ACC Offers Guidance for Remote Patient Monitoring

A downloadable workbook walks users through types of RPM, best practices, staffing needs, and reimbursement, says Tony Das.

ACC Offers Guidance for Remote Patient Monitoring

Remote patient monitoring (RPM) can be used in the management of a variety of cardiovascular care situations but incorporating it into practice raises questions that new guidance from the American College of Cardiology (ACC) aims to answer.

The workbook was put together by a committee chaired by Tony Das, MD (Baylor Scott and White Health Heart Hospital, Plano, TX), as part of the ACC’s Innovation Program, which is focused on the digital transformation of CV healthcare delivery, and is accessible for download from the website.

“The general goal was to simplify what appears to be kind of a complicated problem,” Das said. “We wanted to give some guidance for how to start to evaluate devices that you might want to use in remote monitoring, to try to identify what kind of structure you need in your practice or in your hospital to be able to do it, and to give people some ways of taking what's a pretty broad category that has a lot of players in it and [provide] a bit of a road map towards instituting it in their practice and with their patients.”

The workbook covers different categories of current RPM technology, clinical objectives of using them, limitations and considerations when adding RPM to clinical practice, coding tips, and billing guidance.

By definition, RPM is the recording, saving, transmitting, and interpretation of specific health parameters, continuously or intermittently, outside of a clinical setting. While remote monitoring has guideline indications for patients who’ve had a cardiac implantable electronic device (CIED) or implantable cardioverter-defibrillator (ICD)—Class I, level of evidence A—many other RPM devices such as consumer-grade wearables and phone apps are not recommended by guidelines, nor are they cleared or approved by the US Food and Drug Administration.

Surveys have shown clinicians are looking to professional medical societies to provide guidance on the optimal use of direct-to-consumer devices, according to Das and colleagues. Such data also suggest that clinicians would be more likely to use RPM if there was more robust research to ensure accuracy and integration with electronic health records (EHRs).
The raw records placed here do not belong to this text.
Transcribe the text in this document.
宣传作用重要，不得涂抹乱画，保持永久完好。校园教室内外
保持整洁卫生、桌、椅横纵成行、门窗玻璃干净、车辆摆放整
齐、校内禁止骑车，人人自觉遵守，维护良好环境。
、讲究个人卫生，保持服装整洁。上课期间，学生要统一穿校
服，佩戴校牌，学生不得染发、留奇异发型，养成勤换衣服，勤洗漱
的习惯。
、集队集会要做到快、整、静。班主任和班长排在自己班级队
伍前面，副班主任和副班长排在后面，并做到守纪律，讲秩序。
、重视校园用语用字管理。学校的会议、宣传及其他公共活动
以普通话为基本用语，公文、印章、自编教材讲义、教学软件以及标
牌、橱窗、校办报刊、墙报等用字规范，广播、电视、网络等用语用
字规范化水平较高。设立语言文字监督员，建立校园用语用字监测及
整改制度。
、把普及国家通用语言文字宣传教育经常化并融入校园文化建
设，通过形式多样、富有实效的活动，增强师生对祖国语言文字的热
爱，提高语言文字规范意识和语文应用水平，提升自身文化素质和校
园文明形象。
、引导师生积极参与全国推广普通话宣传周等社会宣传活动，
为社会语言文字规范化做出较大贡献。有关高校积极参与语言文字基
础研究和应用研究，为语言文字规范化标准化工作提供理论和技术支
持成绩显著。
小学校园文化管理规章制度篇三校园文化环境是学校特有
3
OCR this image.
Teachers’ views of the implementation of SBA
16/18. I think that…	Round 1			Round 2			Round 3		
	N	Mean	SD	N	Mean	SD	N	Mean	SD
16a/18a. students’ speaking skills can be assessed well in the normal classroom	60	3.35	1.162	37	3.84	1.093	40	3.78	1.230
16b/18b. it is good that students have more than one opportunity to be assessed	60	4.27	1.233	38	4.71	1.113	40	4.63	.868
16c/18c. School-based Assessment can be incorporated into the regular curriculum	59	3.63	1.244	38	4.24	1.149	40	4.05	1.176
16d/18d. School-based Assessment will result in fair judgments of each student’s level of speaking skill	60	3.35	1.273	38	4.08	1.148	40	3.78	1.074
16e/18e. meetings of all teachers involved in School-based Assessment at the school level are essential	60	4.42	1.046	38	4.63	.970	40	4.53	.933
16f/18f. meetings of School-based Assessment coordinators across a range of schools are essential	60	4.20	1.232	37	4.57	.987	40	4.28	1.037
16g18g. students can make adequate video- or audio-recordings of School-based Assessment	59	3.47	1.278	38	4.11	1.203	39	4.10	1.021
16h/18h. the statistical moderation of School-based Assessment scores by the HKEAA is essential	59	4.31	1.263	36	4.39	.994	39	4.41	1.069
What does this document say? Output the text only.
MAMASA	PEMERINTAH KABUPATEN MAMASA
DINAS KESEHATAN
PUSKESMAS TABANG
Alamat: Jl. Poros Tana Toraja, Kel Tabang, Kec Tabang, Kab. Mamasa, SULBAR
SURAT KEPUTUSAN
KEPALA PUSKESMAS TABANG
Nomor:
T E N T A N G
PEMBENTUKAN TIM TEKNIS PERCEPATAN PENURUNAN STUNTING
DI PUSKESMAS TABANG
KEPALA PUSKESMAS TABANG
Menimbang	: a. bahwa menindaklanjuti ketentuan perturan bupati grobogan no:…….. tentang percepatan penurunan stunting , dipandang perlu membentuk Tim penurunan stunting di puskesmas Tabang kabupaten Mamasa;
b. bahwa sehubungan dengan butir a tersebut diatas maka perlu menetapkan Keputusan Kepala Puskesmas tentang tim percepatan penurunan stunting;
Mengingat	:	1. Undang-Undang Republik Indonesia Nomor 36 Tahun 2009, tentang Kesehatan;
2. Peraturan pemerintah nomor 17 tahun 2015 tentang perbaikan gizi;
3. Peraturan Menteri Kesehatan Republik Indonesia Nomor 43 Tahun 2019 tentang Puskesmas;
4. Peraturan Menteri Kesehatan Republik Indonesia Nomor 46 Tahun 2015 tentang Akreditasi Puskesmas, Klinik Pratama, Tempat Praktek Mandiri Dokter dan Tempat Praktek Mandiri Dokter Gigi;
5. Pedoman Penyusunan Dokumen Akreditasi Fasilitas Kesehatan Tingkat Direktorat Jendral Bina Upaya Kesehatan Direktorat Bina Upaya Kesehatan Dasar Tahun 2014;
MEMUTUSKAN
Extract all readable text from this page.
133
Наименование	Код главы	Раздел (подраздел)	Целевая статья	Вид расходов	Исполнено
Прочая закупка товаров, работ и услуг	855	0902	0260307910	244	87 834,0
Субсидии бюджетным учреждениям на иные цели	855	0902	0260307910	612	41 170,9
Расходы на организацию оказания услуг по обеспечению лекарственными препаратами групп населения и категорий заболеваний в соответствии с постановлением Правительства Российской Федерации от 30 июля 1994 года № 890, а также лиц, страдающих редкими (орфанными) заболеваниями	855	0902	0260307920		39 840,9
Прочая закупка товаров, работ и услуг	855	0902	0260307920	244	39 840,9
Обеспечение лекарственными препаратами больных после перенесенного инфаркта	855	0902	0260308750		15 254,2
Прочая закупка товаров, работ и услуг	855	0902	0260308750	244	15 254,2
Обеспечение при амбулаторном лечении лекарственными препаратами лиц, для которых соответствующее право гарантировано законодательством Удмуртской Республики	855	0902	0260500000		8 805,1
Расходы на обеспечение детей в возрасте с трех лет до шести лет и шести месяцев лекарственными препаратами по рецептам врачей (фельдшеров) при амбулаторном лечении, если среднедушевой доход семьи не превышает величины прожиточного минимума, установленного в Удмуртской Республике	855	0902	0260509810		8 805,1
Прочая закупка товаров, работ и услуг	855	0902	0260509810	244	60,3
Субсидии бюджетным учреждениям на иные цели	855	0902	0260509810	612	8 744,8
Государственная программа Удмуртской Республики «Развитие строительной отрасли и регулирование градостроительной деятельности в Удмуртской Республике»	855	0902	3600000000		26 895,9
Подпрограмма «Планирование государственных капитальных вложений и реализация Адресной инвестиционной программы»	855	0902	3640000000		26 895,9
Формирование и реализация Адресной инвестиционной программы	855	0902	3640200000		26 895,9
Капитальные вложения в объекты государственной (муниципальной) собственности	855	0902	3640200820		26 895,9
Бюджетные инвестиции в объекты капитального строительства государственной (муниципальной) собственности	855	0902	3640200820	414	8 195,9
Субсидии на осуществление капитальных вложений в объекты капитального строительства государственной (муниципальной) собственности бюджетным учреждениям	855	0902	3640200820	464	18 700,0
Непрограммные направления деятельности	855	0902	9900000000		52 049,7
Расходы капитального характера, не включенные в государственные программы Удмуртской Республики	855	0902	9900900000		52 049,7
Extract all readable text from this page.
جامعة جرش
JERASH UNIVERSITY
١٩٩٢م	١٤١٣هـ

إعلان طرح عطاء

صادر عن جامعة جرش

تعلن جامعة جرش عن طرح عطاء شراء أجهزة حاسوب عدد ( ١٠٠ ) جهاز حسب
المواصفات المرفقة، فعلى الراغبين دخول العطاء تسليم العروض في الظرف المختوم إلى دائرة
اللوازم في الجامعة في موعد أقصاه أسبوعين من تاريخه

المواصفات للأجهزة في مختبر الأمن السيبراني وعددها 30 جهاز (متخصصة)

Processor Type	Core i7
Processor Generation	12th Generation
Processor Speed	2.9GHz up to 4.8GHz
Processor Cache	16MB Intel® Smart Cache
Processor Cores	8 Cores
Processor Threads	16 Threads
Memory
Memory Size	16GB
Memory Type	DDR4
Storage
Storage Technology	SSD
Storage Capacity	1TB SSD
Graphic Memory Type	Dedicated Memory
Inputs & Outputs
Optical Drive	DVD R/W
Most RPM programs are not currently set up that way and instead have to be scanned or uploaded into the EHR by staff.

Outsourcing and Best Practices

The workbook offers advice on things to think about before starting an RPM program, such as types of conditions that can be monitored, staffing needs, and reimbursement issues.

To TCTMD, Das said his own experience with RPM was that he started small with wearables that measured BP and weight. Those patients were managed by medical assistants. After about a year, they outsourced this role to a third-party company that now manages the process. His practice is currently using RPM in over 1,000 patients.

“Our general philosophy [regarding] do you need extra staff is that the short answer is no. But, as the volume goes up, and if the density of patient interactions increases, then to maximize the benefit of the program and maximize the profitability of the program, you really do need a well-organized process,” he told TCTMD.

In the section on best practices, Das and colleagues suggest limiting the number of RPM devices with separate platforms or using dashboards to monitor specific disease states.

“For instance, consider following HF patients with a single platform with a BP cuff, weight scale and an O2 saturation device all connected to a reporting format with an easy-to-read dashboard,” they write. “In addition, consider setting up practice-based escalation rules for abnormal (red) or normal (green) findings on the site, which will allow for easy patient intervention when necessary.”

One improvement that Das said is still to come is “a single agnostic platform” that would transmit physiologic data from several types of devices monitoring different conditions. Being able to do that could potentially allow for preventive intervention prior to adverse outcomes, possibly avoiding emergency department visits and/or hospitalizations.

“The process of integrating them is kind of an ongoing project that's happening with several companies that I believe will ultimately do this, but it's going to take some time,” Das added.

Auditing of any RPM program is another important factor, and the workbook authors suggest doing it monthly “to allow for quality assurance with random patient dashboard reviews.”

In addition to the benefit of obtaining real-time clinical information from patients, another perk of RPM may be the satisfaction that patients and their families gain from being more involved in their care.

“We’ve found that many of our patients are grateful for the contact [with staff] that they get and some of them report feeing a closer relationship with our office because of it,” Das said. Patients also gain a better understanding of why the monitoring is being done, which in the long run may improve compliance with wearables, he added.

Sources
Disclosures
  • Das reports being a consultant for IntelliH, Arineta, Medify, Elucid, Heartbeam, and Boston Scientific.